According to records from Gwinnett County, over the past decade 3,612 people were jailed for failure to pay child support, with each serving an average of 127 days. An Open Records Act request submitted to Georgia sheriffs by the Southern Center for Human Rights (SCHR) resulted in 135 responses from the state’s 150 counties, which revealed that 526 parents were jailed statewide for failing to pay child support.

“The people we see in jail are not wealthy ‘deadbeat’ dads,” said Sarah Geraghty with the SCHR. “They are often working people who have lost jobs and become indigent.”
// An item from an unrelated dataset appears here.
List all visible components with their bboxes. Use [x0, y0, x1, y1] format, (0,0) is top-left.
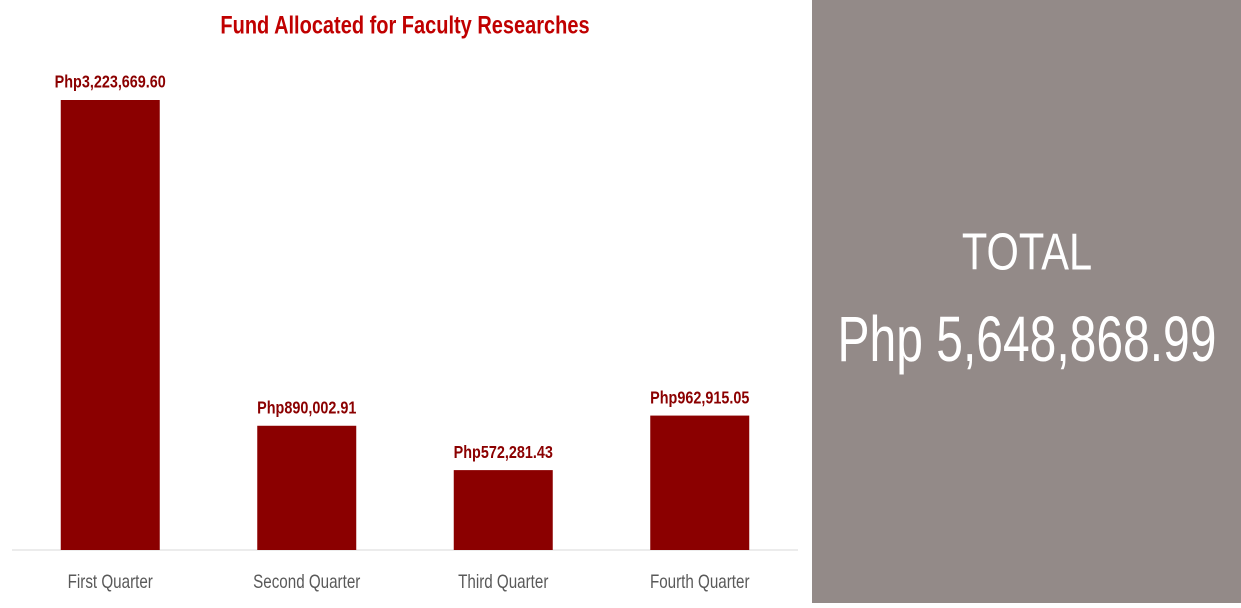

Sometimes, the person jailed for failure to pay child support is not even the child’s parent. That was the situation with Frank Hatley, who spent more than a year behind bars for not having the money to pay court-ordered child support. He was sent to jail even though both the judge and state attorney knew Hatley was not the child’s father. Geraghly said Hatley should have been provided counsel at his contempt hearing.

Whether or not parents facing contempt proceedings are entitled to counsel was the subject of a case argued before the U.S. Supreme Court on March 23, 2011. That case was brought on behalf of Michael Turner, who spent over a year in jail after being found in contempt for not paying $5,700 in child support for his daughter. During the contempt hearing he informed the court he was addicted to drugs and had gotten clean, but once he found a job he broke his back. The court held people imprisoned for not paying court-ordered child support are not entitled to government-appointed counsel to contest or defend the charges. We will report the decision in greater detail in an upcoming issue of PLN. In May 2011, PLN published three articles detailing similar situations in Texas, Minnesota and other states where debtors are jailed for failure to pay court fees or child support obligations. [See: PLN, May 2011, pp.21, 26, 40].

It appears that in conjunction with the ongoing economic problems in the U.S., the return of debtor’s prisons is a growing trend. It is also a critical means of oppressing poor people and bringing them within the control of the modern American police state regardless of whether or not they commit crimes.